Who is this gloomy business community?

Liam Dann Photo: Economy Hub

Liam Dann has been drinking the government Koolaid. In?a newspaper?he writes?quote:

Who is this gloomy business community? Does it really exist as a distinct cultural entity?

I don’t think so. I’ve been embedded in the business world for 20 years and I am sceptical of the idea that it is a homogeneous group. end quote.

Nobody ever said it was. The general view is that business confidence is low. That does not in any way suggest that certain business owners or business types are forming an incorporated society to promote hate of the government. quote:

An obvious and growing divide in the business world was on display last Tuesday as the Prime Minister delivered her big speech “confidence” to the gathered captains of industry at Westpac’s head office.

It was smart politics for Labour to bring the “big end of town” into the tent ?? as they have with the Christopher Luxon-led Business Advisory Council. end quote.

Matter of opinion, Liam. The top end of big business is full of people with no skin in the game. If things go badly for them, they simply head off overseas for another well paid posting somewhere. quote:

It is a more achievable goal than winning over the small- to medium-sized employers whose worries dominate confidence surveys. end quote.

So, are we saying that it was a great idea to leave out the people who actually influence the confidence surveys and instead talk to the fat cats who don’t give a rat’s ass either way? Yes. I can see how that could work. quote:

As a crowd, Tuesday’s event was very much the “big end of town”.

In other words it was the chief executives, directors and other senior leaders from New Zealand’s major corporate players.

It also included some heavyweight fund managers and financial market players ?? the people who manage our retirement savings. end quote.

As I said… no skin in the game. quote:

It was a crowd which, in the old days, would be have been characterised by the left as “fat cats”. end quote.

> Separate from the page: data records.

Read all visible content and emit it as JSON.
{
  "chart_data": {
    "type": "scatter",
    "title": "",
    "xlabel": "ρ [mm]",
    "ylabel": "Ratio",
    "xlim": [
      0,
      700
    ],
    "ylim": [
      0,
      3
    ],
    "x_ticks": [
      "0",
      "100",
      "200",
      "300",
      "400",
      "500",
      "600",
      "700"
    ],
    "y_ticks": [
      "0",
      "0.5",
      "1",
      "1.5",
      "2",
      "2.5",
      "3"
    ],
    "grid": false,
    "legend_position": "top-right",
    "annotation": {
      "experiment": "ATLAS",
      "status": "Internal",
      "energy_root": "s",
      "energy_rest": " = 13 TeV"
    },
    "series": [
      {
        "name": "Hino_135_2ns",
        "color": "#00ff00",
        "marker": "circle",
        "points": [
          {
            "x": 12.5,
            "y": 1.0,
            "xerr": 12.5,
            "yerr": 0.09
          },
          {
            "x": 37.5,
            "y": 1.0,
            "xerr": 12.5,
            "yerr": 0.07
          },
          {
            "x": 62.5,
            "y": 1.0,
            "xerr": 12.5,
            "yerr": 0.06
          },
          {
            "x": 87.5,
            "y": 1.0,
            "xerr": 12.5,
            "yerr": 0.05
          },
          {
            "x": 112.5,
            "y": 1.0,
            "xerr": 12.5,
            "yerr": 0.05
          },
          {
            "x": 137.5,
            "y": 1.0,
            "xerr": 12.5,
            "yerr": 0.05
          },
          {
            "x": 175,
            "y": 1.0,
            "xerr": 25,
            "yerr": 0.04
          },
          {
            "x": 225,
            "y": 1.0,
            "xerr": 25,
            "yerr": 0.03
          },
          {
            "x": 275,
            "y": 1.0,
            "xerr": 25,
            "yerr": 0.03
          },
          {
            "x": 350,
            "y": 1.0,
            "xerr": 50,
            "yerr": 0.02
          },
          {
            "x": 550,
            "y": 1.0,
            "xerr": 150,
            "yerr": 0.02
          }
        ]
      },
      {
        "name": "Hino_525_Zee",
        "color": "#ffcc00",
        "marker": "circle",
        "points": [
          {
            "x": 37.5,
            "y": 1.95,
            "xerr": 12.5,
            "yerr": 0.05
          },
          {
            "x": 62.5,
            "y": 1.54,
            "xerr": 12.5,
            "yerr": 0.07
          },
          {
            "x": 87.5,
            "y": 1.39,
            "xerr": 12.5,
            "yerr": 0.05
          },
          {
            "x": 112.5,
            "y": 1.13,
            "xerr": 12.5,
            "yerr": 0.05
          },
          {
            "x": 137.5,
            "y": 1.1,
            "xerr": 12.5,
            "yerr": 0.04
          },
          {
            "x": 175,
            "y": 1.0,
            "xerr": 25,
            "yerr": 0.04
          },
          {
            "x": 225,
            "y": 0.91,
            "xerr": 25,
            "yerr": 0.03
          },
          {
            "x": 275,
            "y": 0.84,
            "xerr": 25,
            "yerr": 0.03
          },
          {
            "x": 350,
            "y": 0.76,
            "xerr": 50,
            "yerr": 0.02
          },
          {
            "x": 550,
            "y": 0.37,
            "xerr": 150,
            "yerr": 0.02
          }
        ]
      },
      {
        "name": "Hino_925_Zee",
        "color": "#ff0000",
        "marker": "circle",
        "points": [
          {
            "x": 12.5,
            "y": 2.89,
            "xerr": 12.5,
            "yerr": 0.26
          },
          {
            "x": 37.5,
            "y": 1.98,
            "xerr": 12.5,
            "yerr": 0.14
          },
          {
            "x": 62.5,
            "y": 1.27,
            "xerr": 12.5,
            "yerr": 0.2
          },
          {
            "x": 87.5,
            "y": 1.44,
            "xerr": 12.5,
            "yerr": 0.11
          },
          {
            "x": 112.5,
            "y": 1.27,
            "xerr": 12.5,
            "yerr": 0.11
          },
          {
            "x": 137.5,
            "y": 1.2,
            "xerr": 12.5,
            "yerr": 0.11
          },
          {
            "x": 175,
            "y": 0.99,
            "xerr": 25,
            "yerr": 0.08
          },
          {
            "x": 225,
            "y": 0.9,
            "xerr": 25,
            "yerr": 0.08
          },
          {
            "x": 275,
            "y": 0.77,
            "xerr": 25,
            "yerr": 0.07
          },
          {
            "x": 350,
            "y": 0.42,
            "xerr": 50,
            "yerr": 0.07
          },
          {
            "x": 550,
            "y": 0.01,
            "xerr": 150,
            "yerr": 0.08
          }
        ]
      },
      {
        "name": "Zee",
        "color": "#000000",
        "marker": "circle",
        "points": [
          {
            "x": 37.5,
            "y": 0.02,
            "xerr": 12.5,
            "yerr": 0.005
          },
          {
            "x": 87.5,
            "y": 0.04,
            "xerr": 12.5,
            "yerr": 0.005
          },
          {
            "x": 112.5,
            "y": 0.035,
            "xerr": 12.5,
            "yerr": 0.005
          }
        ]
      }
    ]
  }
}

They are mostly fat cats. But they are okay now, are they, because they are onside with the government? quote:

Ironically, in context of the conservative backlash dominating the political landscape these days, the corporate world now stands out as bastion of progressive liberal values.

The big banks, insurers, telcos and tech companies remain actively on the march towards a more diverse, inclusive and sustainable world.

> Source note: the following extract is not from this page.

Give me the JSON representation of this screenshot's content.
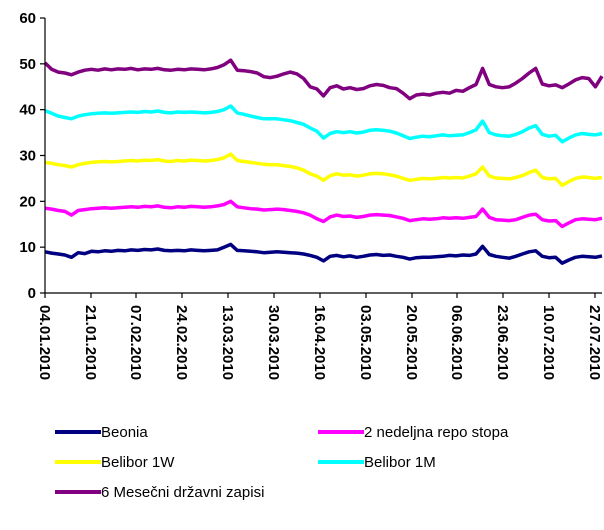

A corporate culture some might describe as “politically correct” remains in ascendancy across the Western world.

Corporate culture is also very good at embracing change.

Thanks to the disruptive powers of the internet, the idea of constant transformation and re-invention has become a mantra.

Both these factors make big business leaders more open, to the kind visionary economic goals that Jacinda Ardern talks about, than smaller employers. end quote.

Yes. But larger corporations have the money and the staff to indulge in ‘corporate culture’ and ‘political correctness’. They do this stuff in spades. It may – or may not – be good for staff morale, but in the end, it does nothing for productivity or profits.

Smaller businesses usually have neither the tendency to buy into corporate doublespeak, or the inclination. They have to concentrate on labour costs, margins and profits. They are the ones that don’t bother installing the transgender toilet because they have neither the cash nor the will. It just isn’t important when you have to worry about paying the GST bill next month.

That, Mr Dann, is where you go completely wrong in this article.

Yes, you can say that it is wonderful that big business leaders are onside with the government’s plans, and even if they are not ‘lefties’ by any stretch, they are prepared to give it a go, for the sake of diversity or political correctness.

Whereas the business owner with 7 employees who is worried about the proposed labour reforms, who is watching his costs increase because of a falling dollar and increasing fuel prices and who is struggling to find employees who speak English and can do a decent day’s work were not represented in that room.

They are the ones who have falling confidence in the government’s economic direction. They are also the ones with some actual? skin in the game. They are the ‘gloomy business community’.

And they are right to be gloomy too.